Marc Berardi, c’est l’enfant du CS Veymerange. Ancien joueur au club, il l’a présidé pendant quasi dix ans et s’est révélé clé de voûte dans sa réussite. Photo RL

« Je pars avec le sentiment du devoir accompli. » Marc Berardi n’est pas du genre fanfaron. Plutôt franc du collier et entier. Alors cette décision, celle de quitter la présidence du CS Veymerange, c’est sûr, il l’a mûrement réfléchie.
« À l’époque, en 2002, quand j’ai repris le club suite à la démission collective de tout le comité, je ne savais pas où je mettais les pieds. D’ailleurs, je ne pensais pas que ça allait durer aussi longtemps. »

Quasi dix ans de présidence et un club remis à flot à tous les niveaux. Sans doute parce que la passion était là avec « l’envie de faire quelque chose grâce à un comité uni et volontaire ».

Il y a d’abord eu la remise à niveau des finances « En 2002, le club était exsangue. » En parallèle, la volonté de voir des jeunes s’amuser sur le terrain, qu’ils évoluent en Ligue. « On a travaillé différemment par rapport à nos prédécesseurs, considérant que l’avenir était derrière… Et pas devant ! »

Entendez que la force, c’est la jeunesse ! « Cette année, ils étaient quatre ou cinq U19 à jouer avec l’équipe première pendant toute la saison. S’il n’y a pas de relève… il n’y a plus de club. » La présence de l’éducateur, Gérald Ghezzi, qui les suit depuis si longtemps fait beaucoup.

En dix ans, le club a tout de même gonflé de cent effectifs, avec trois cents licenciés au compteur. « Le stade synthétique créé en 2003, puis le club-house ont beaucoup fait. Que ce soit avec la précédente municipalité ou l’actuelle, je me suis toujours bien entendu. »

Et le bilan sportif ne souffre aucune contestation. L’équipe première qui végétait en PPD à l’arrivée du président en 2002 évolue sans complexe en DHR, se payant même le luxe d’avoir touché de près la DH, « pour moi, une super satisfaction ».

Jamais de prime !

Pour parvenir à pareil résultat, la recette allie convivialité et combativité. Ne parlez surtout pas d’argent au président. « Nos joueurs n’ont jamais eu de prime.
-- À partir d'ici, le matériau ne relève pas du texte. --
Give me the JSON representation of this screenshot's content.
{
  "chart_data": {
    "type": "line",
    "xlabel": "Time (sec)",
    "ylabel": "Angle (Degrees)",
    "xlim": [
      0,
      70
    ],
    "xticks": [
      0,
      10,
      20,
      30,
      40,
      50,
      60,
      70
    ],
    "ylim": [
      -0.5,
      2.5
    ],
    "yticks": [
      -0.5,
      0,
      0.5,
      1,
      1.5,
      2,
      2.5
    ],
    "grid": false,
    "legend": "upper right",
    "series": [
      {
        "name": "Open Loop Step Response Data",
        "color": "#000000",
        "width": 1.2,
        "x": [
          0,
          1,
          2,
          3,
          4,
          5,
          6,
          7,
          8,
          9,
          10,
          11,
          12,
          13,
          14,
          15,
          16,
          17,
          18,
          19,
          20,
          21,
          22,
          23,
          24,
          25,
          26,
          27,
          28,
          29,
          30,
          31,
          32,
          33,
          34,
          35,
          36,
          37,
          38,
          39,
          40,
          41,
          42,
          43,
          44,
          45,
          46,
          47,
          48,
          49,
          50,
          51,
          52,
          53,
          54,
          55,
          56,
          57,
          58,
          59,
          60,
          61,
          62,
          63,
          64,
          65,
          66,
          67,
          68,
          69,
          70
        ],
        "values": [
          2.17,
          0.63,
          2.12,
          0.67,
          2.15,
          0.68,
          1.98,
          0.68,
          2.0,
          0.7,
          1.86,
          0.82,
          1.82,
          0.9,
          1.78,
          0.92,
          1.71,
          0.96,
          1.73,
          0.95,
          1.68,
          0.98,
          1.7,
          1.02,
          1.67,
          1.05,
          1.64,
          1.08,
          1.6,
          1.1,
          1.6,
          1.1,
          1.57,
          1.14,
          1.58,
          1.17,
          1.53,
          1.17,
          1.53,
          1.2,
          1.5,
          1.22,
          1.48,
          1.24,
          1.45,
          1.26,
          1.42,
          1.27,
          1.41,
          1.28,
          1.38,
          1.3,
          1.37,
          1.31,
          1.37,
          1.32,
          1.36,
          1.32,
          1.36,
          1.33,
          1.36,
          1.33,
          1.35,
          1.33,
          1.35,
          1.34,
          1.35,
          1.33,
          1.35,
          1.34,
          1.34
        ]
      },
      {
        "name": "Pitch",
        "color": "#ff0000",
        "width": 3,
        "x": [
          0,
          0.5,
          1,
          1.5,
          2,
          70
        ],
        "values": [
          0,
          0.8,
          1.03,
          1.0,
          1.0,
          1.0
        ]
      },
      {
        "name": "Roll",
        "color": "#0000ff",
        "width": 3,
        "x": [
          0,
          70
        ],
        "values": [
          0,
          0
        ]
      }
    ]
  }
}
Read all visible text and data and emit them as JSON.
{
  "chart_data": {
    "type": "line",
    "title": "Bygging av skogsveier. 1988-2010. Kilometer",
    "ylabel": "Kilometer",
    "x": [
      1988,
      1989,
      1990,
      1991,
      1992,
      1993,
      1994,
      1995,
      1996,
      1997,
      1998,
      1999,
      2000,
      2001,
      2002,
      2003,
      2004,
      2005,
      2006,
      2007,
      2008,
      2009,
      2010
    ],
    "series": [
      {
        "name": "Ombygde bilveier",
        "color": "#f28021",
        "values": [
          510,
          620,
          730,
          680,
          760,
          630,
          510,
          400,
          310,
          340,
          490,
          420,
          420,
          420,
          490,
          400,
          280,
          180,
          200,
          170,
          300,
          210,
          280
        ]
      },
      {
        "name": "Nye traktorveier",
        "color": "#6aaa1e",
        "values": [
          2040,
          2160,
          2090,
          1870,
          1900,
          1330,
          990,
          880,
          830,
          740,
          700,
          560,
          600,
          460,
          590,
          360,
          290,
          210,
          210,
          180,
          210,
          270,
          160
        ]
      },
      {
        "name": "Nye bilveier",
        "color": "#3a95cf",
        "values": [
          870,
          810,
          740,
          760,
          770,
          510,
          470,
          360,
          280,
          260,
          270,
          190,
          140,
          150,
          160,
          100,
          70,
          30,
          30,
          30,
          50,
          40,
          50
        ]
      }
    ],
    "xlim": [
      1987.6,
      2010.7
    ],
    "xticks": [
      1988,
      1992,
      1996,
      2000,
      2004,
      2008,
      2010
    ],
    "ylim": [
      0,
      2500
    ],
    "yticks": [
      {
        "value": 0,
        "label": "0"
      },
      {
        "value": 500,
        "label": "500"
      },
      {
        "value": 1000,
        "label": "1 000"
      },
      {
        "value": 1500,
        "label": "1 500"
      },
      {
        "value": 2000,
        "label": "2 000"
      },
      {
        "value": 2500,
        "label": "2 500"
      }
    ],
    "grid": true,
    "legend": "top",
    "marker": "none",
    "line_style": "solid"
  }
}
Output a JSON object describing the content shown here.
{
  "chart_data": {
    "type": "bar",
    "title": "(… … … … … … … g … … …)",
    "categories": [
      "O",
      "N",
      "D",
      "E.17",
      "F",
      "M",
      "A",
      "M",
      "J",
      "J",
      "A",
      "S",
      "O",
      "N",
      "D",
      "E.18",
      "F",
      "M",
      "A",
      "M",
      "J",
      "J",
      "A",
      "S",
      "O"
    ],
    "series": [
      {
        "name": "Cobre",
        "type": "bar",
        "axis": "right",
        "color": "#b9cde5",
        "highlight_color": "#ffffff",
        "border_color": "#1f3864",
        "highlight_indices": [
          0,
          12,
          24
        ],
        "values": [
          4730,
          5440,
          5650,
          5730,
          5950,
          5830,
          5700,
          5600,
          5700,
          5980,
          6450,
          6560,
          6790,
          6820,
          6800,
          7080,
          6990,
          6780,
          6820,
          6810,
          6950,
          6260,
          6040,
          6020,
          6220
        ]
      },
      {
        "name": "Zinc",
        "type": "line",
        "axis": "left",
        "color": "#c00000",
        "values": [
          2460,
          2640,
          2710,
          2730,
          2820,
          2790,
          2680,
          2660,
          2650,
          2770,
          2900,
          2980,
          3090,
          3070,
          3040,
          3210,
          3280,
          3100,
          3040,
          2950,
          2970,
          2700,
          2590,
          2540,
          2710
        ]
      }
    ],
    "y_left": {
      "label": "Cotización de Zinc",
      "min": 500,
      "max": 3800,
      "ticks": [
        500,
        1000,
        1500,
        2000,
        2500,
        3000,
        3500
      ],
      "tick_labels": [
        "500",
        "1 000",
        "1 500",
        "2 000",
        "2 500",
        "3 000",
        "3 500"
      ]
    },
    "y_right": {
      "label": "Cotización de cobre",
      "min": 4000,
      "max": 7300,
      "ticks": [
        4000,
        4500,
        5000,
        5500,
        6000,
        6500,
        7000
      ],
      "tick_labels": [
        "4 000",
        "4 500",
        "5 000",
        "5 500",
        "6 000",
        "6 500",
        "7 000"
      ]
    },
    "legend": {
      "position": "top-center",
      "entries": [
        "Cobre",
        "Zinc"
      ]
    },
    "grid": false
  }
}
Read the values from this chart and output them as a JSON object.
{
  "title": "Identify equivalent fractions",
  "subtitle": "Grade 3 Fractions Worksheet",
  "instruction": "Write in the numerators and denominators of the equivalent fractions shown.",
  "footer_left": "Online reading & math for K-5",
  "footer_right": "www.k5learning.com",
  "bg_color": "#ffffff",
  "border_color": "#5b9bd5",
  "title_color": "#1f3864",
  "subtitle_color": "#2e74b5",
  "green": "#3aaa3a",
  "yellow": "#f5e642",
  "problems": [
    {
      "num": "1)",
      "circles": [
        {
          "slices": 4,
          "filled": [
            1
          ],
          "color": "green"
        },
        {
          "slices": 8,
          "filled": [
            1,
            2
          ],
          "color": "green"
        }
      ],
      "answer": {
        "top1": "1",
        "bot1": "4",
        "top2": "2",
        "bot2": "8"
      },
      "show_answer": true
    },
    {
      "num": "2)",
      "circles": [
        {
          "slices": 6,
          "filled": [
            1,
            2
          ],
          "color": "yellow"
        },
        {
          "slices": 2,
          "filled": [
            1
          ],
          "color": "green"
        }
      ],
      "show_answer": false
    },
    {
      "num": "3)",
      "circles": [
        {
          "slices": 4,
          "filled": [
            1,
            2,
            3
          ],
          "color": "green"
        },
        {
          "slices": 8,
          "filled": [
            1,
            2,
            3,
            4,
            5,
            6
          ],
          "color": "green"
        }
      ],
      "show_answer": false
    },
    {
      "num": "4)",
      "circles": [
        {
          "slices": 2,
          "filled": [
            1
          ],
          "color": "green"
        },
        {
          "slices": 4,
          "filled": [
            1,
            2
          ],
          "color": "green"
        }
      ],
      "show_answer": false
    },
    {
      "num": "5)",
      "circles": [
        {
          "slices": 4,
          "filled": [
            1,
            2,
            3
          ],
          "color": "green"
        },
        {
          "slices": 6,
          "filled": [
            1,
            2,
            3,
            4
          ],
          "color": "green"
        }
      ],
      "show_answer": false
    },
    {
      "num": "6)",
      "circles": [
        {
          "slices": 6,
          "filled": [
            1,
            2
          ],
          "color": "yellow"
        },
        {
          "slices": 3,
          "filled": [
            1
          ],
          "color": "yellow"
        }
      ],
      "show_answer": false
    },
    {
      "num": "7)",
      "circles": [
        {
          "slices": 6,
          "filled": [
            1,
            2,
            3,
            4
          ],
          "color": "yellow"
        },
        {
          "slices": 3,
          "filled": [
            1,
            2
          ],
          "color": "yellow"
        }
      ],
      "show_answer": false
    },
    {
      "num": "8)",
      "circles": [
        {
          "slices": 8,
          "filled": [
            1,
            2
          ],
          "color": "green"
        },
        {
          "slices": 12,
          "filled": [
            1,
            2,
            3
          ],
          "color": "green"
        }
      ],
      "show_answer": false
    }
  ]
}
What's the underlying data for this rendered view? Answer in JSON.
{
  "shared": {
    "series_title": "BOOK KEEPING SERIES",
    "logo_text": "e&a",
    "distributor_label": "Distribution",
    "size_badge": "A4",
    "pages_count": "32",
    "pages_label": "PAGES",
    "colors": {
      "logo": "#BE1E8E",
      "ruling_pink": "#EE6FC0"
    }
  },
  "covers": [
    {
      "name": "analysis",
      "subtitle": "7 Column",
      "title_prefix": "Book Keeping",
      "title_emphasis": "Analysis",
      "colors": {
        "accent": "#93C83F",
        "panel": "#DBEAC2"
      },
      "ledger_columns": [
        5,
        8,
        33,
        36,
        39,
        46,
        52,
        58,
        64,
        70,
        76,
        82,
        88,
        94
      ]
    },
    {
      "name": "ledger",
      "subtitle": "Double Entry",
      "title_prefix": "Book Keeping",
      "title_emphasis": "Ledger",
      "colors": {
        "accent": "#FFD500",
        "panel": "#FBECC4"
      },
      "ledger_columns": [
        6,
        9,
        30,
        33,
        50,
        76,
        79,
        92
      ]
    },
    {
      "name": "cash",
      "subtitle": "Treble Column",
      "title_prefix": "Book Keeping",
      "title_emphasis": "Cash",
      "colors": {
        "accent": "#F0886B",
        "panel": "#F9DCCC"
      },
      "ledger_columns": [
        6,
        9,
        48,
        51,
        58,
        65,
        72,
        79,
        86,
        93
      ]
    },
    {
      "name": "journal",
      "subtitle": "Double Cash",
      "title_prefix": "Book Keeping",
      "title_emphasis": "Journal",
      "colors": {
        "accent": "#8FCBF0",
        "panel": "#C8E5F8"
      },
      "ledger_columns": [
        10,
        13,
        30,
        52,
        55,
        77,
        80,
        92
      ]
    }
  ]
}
Plutôt que de donner 30 €, je préfère organiser une bonne pasta ! »

Bonne ambiance, résultats à l’affiche, argent dans les caisses… Pourquoi démissionner, alors ?

« Ça va faire dix ans que je suis à la tête du club. J’avoue, il y a une petite lassitude. »

Avant la lassitude, il y a aussi le rythme frénétique de travail de Marc Berardi. Avec son entreprise créée au Luxembourg l’an dernier, l’entrepreneur est en clientèle quasiment tous les soirs. Rebelote côté stade, tous les week-ends. Heureusement, son épouse l’a toujours suivi dans sa passion, endossant elle aussi le rôle de bénévole. « Personne ne se rend compte du travail ! On se fait critiquer, les gens sont de plus en plus exigeants… Ça sera toujours plus difficile de trouver des bénévoles. C’est usant. »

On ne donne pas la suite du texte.